Consider building a new open-world game. Approx. 20x20 km total area would work. No networking/multiplayer is ever planned for that project.
As far as I understand it, using the World Composition feature would allow designing in-editor all “sectors” as different levels/maps that stream in and out seamlessly both at runtime and at edit-time. Is that assumption roughly correct?
The big question for me here is Landscape. Right now I’m thinking the persistent level holds just exactly one single Landscape object 20x20 km off a 8k-by-8k heightmap.
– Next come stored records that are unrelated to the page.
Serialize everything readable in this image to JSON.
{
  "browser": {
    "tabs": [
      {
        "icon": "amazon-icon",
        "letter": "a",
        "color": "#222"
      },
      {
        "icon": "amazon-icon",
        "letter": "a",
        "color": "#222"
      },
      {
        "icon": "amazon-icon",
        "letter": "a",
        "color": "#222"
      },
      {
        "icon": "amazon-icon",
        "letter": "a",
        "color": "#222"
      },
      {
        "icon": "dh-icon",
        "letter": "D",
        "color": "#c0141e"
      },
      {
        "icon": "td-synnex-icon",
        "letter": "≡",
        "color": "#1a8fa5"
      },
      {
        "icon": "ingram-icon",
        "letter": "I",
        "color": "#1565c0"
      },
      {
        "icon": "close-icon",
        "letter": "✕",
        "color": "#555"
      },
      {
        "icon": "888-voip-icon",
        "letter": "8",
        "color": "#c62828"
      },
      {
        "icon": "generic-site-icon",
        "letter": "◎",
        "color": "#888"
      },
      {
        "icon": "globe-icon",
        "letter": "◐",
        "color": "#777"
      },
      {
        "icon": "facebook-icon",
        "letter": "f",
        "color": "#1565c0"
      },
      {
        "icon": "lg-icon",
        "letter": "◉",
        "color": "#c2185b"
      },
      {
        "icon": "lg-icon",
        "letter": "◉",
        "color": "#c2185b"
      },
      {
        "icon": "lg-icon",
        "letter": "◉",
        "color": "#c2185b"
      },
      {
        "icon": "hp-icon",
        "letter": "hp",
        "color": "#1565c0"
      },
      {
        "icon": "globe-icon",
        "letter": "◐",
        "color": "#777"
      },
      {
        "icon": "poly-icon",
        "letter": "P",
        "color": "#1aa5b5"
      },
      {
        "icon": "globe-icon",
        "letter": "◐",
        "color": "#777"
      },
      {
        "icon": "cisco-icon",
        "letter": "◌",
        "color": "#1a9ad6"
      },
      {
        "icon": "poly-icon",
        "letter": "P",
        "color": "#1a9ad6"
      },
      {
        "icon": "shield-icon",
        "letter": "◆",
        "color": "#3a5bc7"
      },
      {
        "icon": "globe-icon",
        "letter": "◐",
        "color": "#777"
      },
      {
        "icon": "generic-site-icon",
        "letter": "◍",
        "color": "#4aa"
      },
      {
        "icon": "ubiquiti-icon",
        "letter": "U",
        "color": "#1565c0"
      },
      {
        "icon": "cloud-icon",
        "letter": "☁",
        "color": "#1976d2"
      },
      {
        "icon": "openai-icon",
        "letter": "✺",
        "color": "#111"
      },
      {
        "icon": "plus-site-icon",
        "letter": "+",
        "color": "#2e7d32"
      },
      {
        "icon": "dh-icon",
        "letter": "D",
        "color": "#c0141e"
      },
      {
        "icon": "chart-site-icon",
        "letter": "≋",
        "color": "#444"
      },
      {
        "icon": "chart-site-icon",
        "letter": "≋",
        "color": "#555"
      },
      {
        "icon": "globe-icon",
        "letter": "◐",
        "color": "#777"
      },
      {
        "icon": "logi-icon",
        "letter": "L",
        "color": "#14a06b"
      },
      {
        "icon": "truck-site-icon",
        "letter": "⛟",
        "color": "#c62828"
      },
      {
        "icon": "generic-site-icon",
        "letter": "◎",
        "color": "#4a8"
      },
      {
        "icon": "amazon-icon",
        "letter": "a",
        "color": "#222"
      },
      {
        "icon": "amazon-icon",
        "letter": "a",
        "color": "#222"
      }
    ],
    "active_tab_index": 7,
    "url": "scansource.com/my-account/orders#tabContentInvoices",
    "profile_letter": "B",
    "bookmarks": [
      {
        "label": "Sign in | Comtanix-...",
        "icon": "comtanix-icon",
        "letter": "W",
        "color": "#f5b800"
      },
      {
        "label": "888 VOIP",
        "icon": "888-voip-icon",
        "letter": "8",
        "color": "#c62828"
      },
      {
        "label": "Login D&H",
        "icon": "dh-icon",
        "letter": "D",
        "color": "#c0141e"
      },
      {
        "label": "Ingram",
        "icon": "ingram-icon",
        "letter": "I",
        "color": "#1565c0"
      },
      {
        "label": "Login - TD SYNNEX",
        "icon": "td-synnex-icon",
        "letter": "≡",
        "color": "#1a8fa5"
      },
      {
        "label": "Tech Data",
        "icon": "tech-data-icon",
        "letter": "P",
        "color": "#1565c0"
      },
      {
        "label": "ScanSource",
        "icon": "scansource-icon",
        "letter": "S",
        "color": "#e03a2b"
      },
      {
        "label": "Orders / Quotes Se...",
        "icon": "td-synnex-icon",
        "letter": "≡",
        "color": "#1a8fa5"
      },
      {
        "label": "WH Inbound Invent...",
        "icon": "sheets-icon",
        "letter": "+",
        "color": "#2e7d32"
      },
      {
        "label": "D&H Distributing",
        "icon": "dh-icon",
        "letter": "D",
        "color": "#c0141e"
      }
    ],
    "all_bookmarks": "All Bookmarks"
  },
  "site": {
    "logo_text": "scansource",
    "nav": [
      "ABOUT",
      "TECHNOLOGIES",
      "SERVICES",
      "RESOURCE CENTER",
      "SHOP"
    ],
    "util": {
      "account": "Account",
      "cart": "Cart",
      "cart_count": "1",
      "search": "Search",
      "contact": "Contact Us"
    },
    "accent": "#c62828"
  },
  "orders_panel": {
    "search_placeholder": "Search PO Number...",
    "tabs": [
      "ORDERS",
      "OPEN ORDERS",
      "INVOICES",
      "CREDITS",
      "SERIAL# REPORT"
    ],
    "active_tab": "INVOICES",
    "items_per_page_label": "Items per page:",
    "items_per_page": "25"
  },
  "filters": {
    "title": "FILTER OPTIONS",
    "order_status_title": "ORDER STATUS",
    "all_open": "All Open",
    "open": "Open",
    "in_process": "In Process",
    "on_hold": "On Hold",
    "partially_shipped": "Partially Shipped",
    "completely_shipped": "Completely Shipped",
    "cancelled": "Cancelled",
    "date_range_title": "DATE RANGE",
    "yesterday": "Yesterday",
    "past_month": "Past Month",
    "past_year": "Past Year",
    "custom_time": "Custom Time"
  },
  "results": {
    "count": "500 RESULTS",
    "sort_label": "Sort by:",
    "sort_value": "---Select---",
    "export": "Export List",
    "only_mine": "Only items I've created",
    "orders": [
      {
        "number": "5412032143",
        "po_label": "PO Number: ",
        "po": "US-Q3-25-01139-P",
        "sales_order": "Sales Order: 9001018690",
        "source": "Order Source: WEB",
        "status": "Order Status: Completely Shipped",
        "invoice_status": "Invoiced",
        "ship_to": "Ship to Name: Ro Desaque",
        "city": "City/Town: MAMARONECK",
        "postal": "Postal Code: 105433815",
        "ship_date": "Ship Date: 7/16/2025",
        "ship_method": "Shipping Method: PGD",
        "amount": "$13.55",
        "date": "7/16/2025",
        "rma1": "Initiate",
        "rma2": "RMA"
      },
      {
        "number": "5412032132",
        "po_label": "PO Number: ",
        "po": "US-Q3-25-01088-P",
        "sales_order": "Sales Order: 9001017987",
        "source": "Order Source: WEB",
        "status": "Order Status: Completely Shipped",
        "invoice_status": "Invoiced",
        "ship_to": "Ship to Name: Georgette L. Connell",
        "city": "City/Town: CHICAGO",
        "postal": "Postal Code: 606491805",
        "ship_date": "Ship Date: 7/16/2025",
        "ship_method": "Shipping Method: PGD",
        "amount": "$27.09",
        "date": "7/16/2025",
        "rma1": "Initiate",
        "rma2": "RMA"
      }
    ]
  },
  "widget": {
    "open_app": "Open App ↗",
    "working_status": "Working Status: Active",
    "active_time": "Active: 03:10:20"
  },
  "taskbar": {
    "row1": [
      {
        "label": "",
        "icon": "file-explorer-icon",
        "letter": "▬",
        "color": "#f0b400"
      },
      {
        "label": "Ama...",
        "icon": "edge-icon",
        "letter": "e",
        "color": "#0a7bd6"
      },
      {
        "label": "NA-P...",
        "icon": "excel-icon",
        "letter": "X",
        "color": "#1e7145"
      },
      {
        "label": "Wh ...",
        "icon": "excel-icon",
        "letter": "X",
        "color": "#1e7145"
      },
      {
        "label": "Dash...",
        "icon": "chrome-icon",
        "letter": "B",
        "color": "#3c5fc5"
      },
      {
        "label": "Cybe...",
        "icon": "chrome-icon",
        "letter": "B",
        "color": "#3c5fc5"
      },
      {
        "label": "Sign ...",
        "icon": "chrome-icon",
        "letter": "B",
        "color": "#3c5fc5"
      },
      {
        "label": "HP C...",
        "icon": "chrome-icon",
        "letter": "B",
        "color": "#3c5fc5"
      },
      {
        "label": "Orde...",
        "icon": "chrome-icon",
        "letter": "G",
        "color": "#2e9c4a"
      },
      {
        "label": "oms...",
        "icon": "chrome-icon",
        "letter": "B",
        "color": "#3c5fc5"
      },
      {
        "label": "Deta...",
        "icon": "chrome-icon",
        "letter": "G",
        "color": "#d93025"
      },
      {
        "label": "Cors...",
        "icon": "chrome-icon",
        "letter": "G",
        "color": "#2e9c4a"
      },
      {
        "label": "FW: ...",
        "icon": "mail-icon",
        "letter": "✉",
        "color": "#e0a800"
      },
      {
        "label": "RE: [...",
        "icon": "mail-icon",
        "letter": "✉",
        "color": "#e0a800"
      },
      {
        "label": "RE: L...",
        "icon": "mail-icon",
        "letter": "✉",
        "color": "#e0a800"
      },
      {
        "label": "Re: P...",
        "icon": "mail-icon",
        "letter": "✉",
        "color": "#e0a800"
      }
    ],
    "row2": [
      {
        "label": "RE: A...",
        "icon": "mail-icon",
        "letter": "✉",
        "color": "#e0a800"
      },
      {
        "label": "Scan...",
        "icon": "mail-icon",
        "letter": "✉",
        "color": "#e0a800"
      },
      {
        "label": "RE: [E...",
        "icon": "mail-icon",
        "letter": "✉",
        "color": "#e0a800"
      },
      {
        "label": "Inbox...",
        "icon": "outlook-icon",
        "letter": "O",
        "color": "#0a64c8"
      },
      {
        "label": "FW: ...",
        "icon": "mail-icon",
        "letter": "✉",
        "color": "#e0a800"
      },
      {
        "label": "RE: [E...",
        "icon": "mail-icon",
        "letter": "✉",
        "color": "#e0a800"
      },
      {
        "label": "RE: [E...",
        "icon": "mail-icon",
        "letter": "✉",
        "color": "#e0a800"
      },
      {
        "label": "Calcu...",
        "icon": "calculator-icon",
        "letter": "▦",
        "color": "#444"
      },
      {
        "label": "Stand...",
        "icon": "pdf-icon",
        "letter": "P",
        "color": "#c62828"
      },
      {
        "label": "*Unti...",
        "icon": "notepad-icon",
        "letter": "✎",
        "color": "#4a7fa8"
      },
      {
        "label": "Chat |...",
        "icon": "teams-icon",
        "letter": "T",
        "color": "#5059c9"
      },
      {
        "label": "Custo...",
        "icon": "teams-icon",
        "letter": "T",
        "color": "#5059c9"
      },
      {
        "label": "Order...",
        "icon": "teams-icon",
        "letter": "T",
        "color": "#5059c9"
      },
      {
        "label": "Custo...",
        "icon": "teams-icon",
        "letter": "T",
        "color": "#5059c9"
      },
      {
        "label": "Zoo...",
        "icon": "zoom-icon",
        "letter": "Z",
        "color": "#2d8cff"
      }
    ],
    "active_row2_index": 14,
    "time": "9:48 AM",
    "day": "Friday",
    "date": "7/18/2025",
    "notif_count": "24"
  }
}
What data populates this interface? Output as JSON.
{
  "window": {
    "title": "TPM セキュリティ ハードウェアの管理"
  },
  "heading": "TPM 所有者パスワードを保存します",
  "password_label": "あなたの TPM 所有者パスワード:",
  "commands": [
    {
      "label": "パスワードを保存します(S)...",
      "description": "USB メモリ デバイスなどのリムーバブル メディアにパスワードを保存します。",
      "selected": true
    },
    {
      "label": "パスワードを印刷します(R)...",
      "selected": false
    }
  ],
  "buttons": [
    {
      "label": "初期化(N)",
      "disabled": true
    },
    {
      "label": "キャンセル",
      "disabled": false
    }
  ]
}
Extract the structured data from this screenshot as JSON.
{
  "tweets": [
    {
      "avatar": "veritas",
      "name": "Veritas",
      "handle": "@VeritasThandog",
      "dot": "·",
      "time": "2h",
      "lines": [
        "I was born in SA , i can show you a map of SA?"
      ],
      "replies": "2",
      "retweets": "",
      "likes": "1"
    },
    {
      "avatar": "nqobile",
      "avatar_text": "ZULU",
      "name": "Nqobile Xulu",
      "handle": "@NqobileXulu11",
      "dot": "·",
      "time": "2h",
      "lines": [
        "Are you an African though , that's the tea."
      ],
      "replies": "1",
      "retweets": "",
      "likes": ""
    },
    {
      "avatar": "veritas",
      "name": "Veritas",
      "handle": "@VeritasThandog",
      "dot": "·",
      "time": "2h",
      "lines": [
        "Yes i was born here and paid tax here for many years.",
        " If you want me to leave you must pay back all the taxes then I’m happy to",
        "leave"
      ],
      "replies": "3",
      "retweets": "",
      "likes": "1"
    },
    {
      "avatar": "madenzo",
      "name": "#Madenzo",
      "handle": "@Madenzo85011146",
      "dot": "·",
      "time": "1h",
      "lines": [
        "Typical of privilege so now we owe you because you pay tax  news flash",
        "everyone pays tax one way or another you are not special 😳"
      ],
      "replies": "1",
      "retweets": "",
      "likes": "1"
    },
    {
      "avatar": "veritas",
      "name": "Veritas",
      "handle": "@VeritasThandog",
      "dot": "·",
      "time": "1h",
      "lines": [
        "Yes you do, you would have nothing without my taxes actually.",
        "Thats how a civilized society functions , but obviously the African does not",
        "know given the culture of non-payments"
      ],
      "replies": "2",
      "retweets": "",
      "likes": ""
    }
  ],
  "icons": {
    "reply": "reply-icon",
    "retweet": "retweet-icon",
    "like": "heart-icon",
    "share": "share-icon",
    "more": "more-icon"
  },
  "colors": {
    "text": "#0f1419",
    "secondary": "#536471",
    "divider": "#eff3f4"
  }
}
So there’s never any (manual) “stitching”/fitting and never more than one Landscape component consuming resources (rather than say up to 4 if the player is at a cross-section in between 4 neighboring sectors/levels)… is that the most reasonable approach?
Furthermore I’m inferring from the latest release notes that somehow Landscape support texture streaming, no idea how that would be worked out in practice. IIRC you assign a single material to the Landscape, but you might have 20+ ground textures (plus the same amount of normals) in total, however in practice no more than say 4 (plus normals) would need be sampled/shaded in any given frame. How to work it out which textures to stream in and out of VRAM seamlessly in a Landscape material context? Any tutorials on this that I may have missed?
Lastly, world position offsetting. Good idea to always enable? Or is that only for worlds that exceed MAX_WORLD_SIZE (previously 5km, now 20km)?